84. The computer-readable medium of claim 61, wherein the computer-executable instructions further comprise instructions for receiving a user request to purchase the personalized content and processing the user request using a user account defined in the configuration information.

85. The computer-readable medium of claim 61, wherein the computer-executable instructions further comprise instructions for receiving the personalized content from another user.

86. The computer-readable medium of claim 61, wherein the computer-executable instructions further comprise instructions for receiving a call from the remote user device and routing the call to a personal computer associated with the user, wherein the call comprises a user request for the personalized content.
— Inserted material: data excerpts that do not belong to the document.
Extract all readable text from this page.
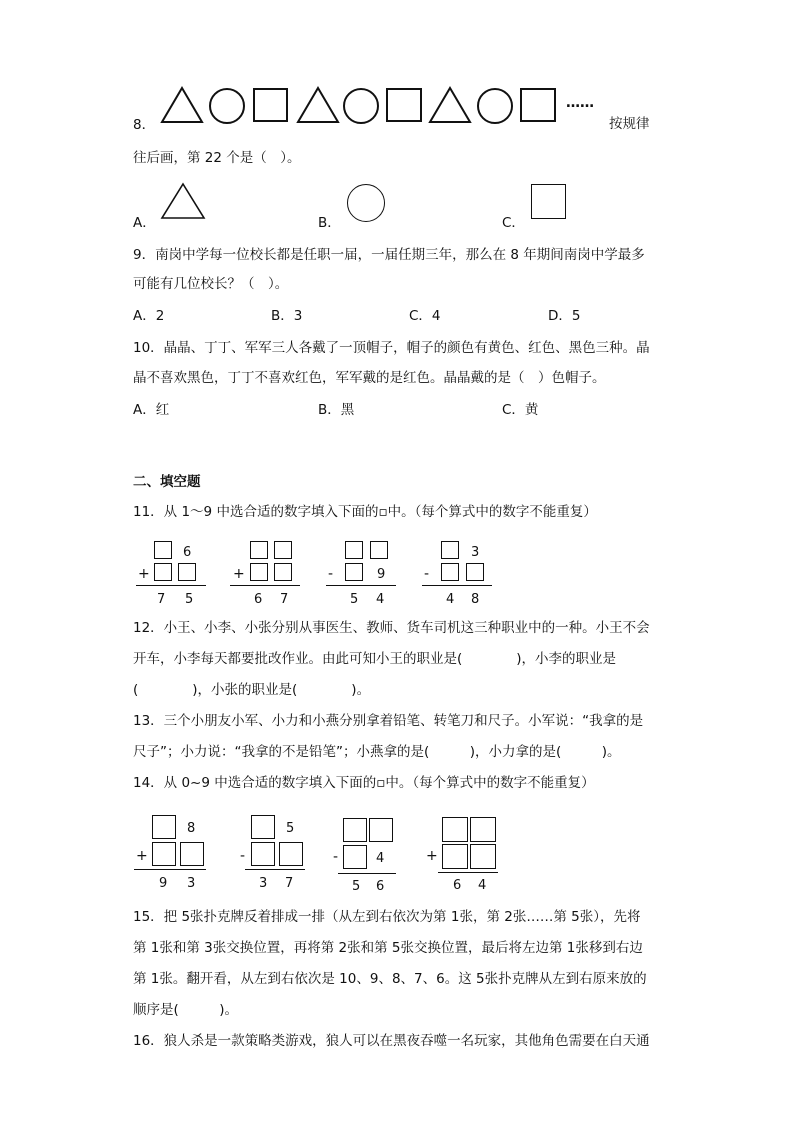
8．
……
按规律
往后画，第 22 个是（　）。
A．	B．	C．
9．南岗中学每一位校长都是任职一届，一届任期三年，那么在 8 年期间南岗中学最多
可能有几位校长？（　）。
A．2	B．3	C．4	D．5
10．晶晶、丁丁、军军三人各戴了一顶帽子，帽子的颜色有黄色、红色、黑色三种。晶
晶不喜欢黑色，丁丁不喜欢红色，军军戴的是红色。晶晶戴的是（　）色帽子。
A．红	B．黑	C．黄
二、填空题
11．从 1～9 中选合适的数字填入下面的▫中。（每个算式中的数字不能重复）
6
+
7 5
+
6 7
-	9
5 4
3
-
4 8
12．小王、小李、小张分别从事医生、教师、货车司机这三种职业中的一种。小王不会
开车，小李每天都要批改作业。由此可知小王的职业是(　　　　)，小李的职业是
(　　　　)，小张的职业是(　　　　)。
13．三个小朋友小军、小力和小燕分别拿着铅笔、转笔刀和尺子。小军说：“我拿的是
尺子”；小力说：“我拿的不是铅笔”；小燕拿的是(　　　)，小力拿的是(　　　)。
14．从 0~9 中选合适的数字填入下面的▫中。（每个算式中的数字不能重复）
8
+
9 3
5
-
3 7
-	4
5 6
+
6 4
15．把 5张扑克牌反着排成一排（从左到右依次为第 1张，第 2张……第 5张），先将
第 1张和第 3张交换位置，再将第 2张和第 5张交换位置，最后将左边第 1张移到右边
第 1张。翻开看，从左到右依次是 10、9、8、7、6。这 5张扑克牌从左到右原来放的
顺序是(　　　)。
16．狼人杀是一款策略类游戏，狼人可以在黑夜吞噬一名玩家，其他角色需要在白天通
87. The computer-readable medium of claim 86, wherein the computer-executable instructions further comprise instructions for receiving the personalized content from the personal computer and providing the personalized content to the remote user device via the communications network.

88. The computer-readable medium of claim 86, wherein the computer-executable instructions further comprise instructions for processing the user request if the personal computer is not available.

89. The computer-readable medium of claim 61, wherein the computer-executable instructions further comprise instructions for processing the personalized content to provide the personalized content to the remote user device in the audio form.

90. The computer-readable medium of claim 61 , wherein the computer-executable instructions further comprise instructions for manipulating the personalized content being provided to the remote user device in response to a user request.